Okay: I have mentioned why this works in the Ninjago universe sets previously. Mainly because the pearl gold is part of the colors used for the ninjas of Sensei Wu, and especially in their dragons. So I understand why Lego designers may have decided to leave this as orange. (gold=good, orange = the bad equivalent of gold, but still not using gold here because that would be wrong). But it jars with the model’s shape tending towards a steampunk aesthetic. There are models, and competitions that set out to take a set and ‘steampunk-ify it’ (- is that even a word?). I am to setting out to make this set more consistent with my preconceived ideas as to how it should have looked.
So, I hope I haven’t lost people yet by what is meant by a steampunk inspired aesthetic. Imagine that instead of moving slowly towards steel, aluminium or carbon fibre based construction and diesel or avgas powered vehicles in the 20th century, a miracle of power to weight ratios occurred in Victorian times, resulting in steam engines becoming a practical power source for all manner of vehicles: cars, tanks, submarines, airships, and the array of pipes and valves that go along with it. The finishes tend to be in polished wood, with brass fittings. Imagine the Nautilus from the Disney film 20,000 Leagues under the Sea, but on a planetwide industrial design scale.
I now started to think about replacing the orange with brass (or in lego, Pearl Gold). As previously mentioned, there are a few Elves sets around the place, resulting in a supply of Pearl gold curved slopes, and plates with bars attached, as well as offset tiles (1 x 2 plate with one stud), but the large Katana blades and claw/clip fittings holding onto the balloon need a bit of a recolour as well.
Enter the dragon
This is where the Elemental Dragon came in. Lots of gold claws and clips, as well as katana blades and chains.
And the bowsprit: Rather than appearing as a white ghost, I substitute some wood and brass, including the mounts for the dragon’s reins as a substitution point for the horns on the side, to enhance the menacing look.

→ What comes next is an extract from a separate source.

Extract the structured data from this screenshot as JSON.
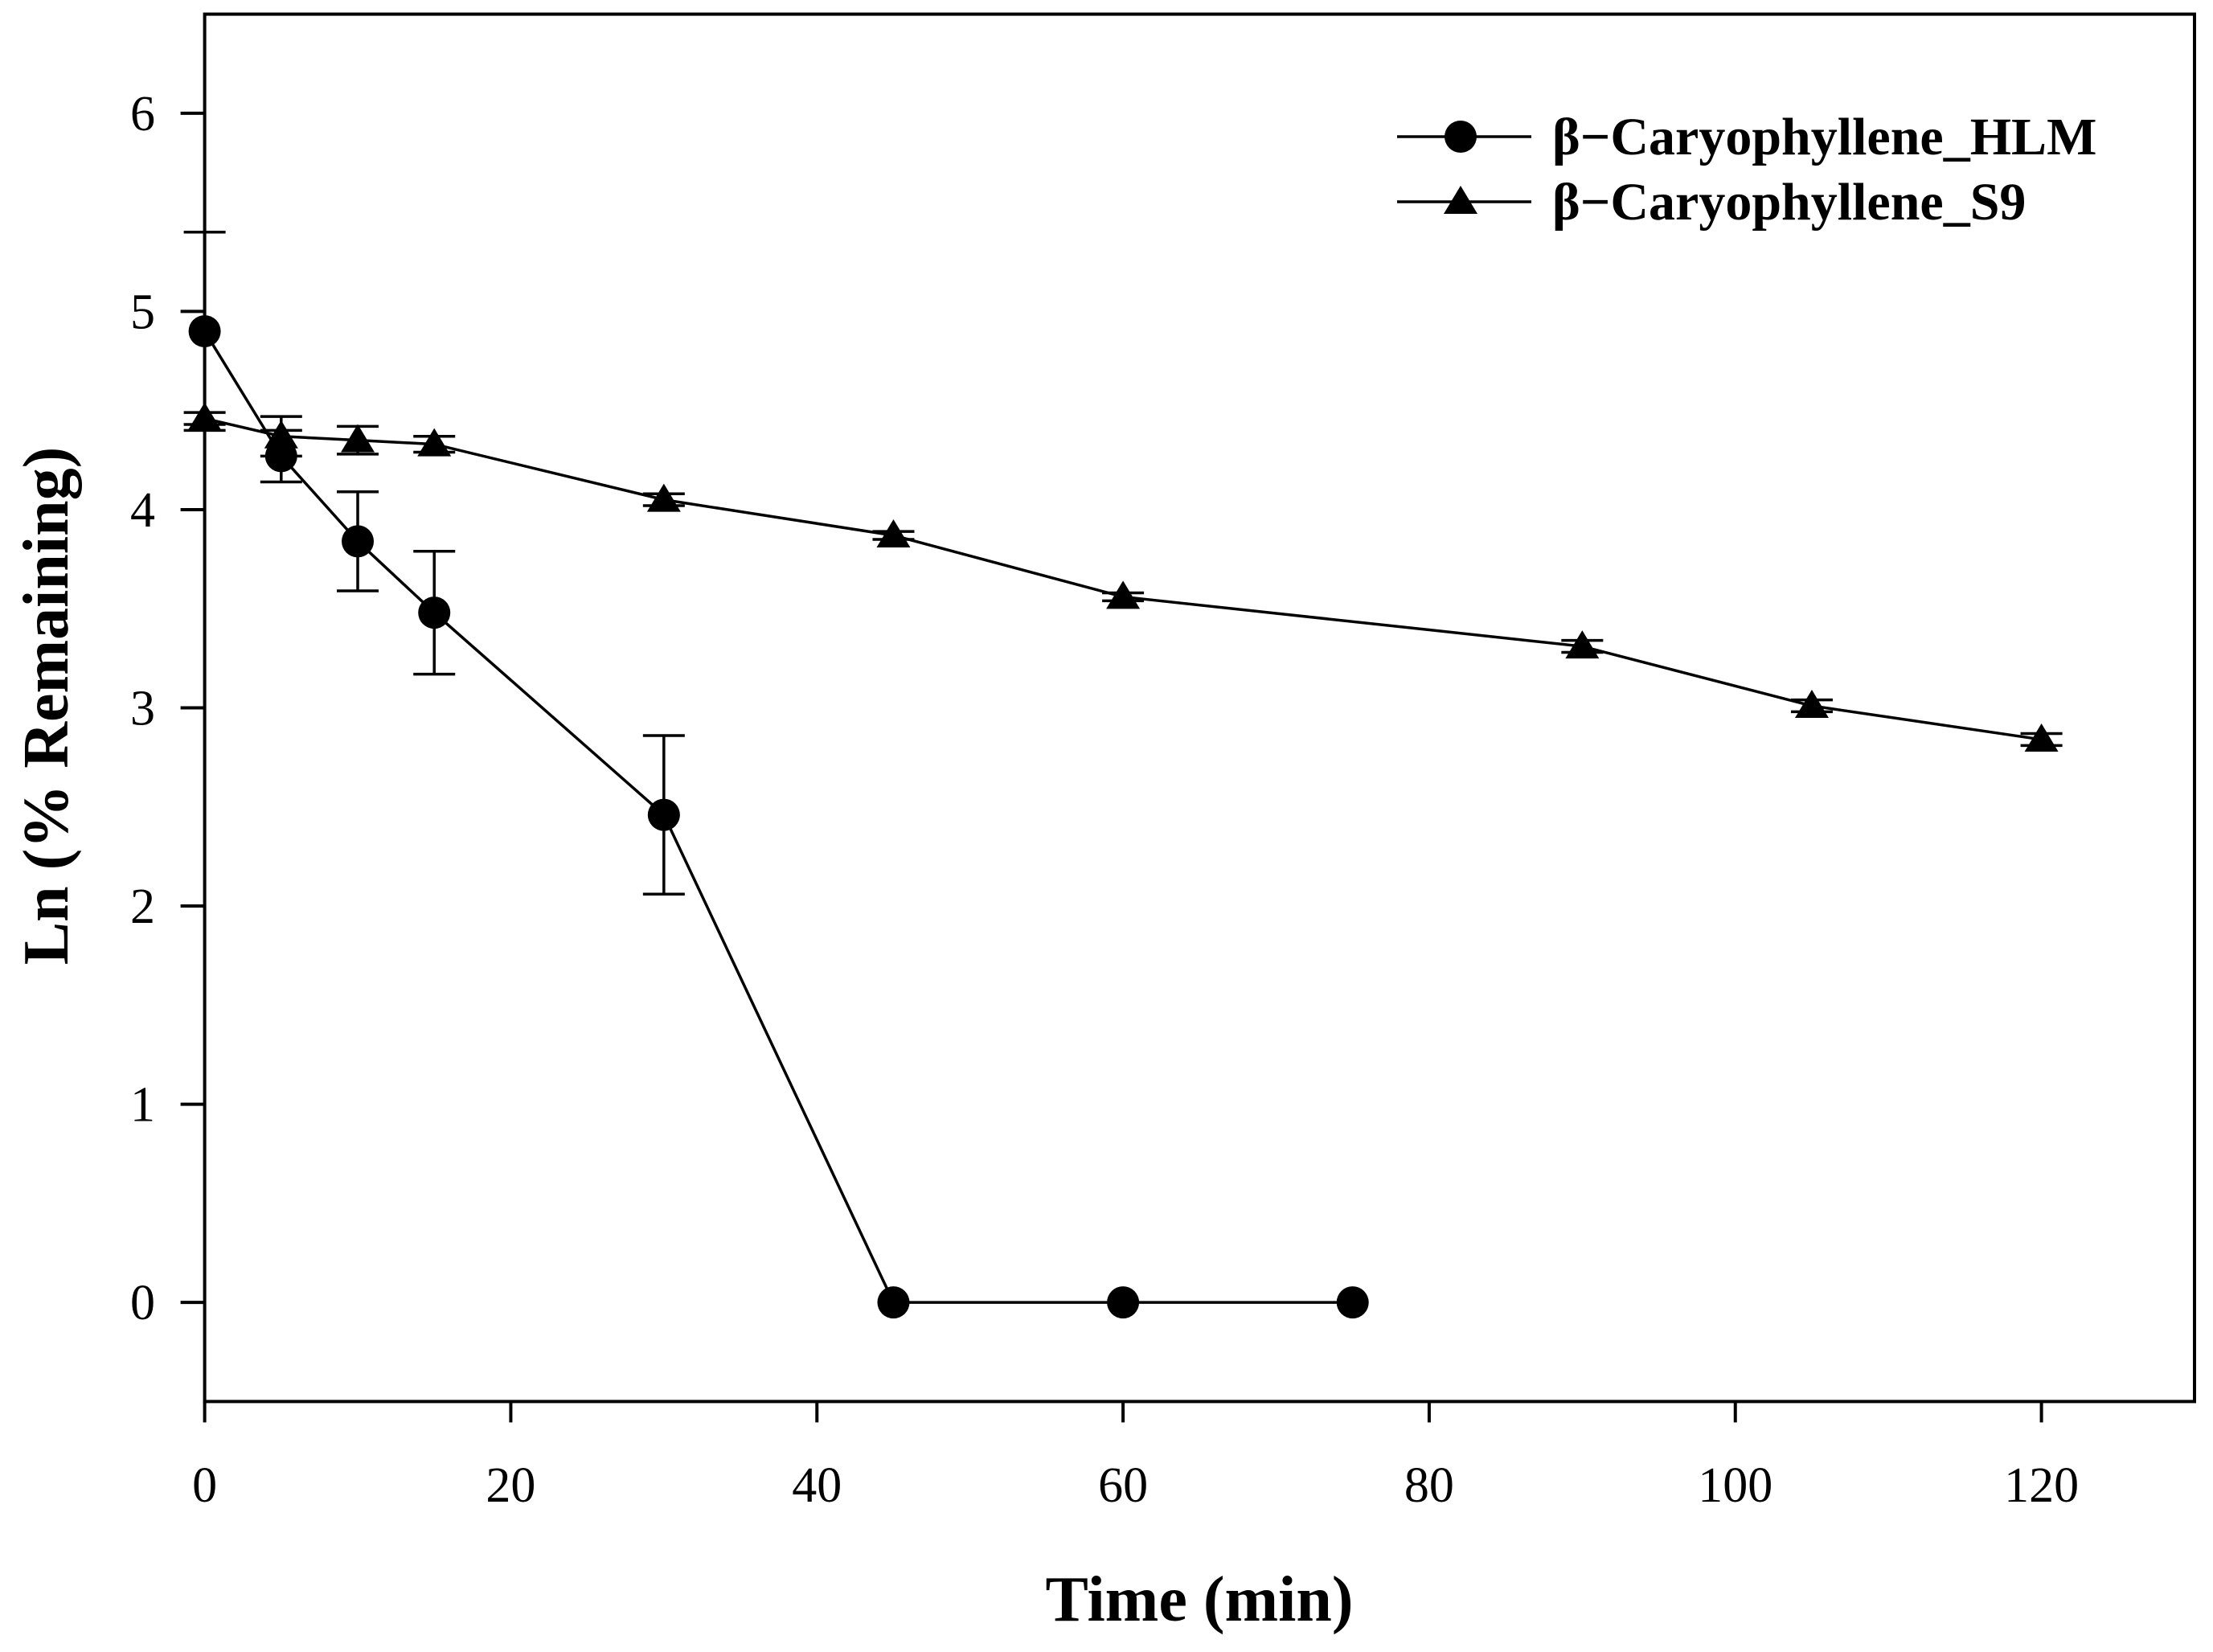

But it kind of looks more like a tiki…I’l take suggestions here.
So some substitutions, and the addition of a boiler, and polishing up of the steering thruster made a bit of a difference for me. OHS dictates the addition of side railings: brass clips and wooden rails if I can find them- No, I couldn’t, so I have ended up using chains. Of course, there are a few things that don’t make sense. How does the jet flame emerge from the balloon, without the balloon exploding? What is the mechanism of elevation: hot air, or a lighter than air gas? Again, explosions…
For my response to this, I shall paraphrase Douglas Adams: It is held up in the air because it is aesthetically pleasing, artistically right. It is, after all, a toy, based on a fantasy story, made into a cartoon. I do not let issues of comic book physics prevent me from enjoying the look of a craft.
I believe I’m happy enough with my modifications to this.
What do you think of the final outcome?
Have I gone a little over the top with my modifications?
Have you made any improvements to sets you have bought, but not quite felt satisfied with? How did they turn out?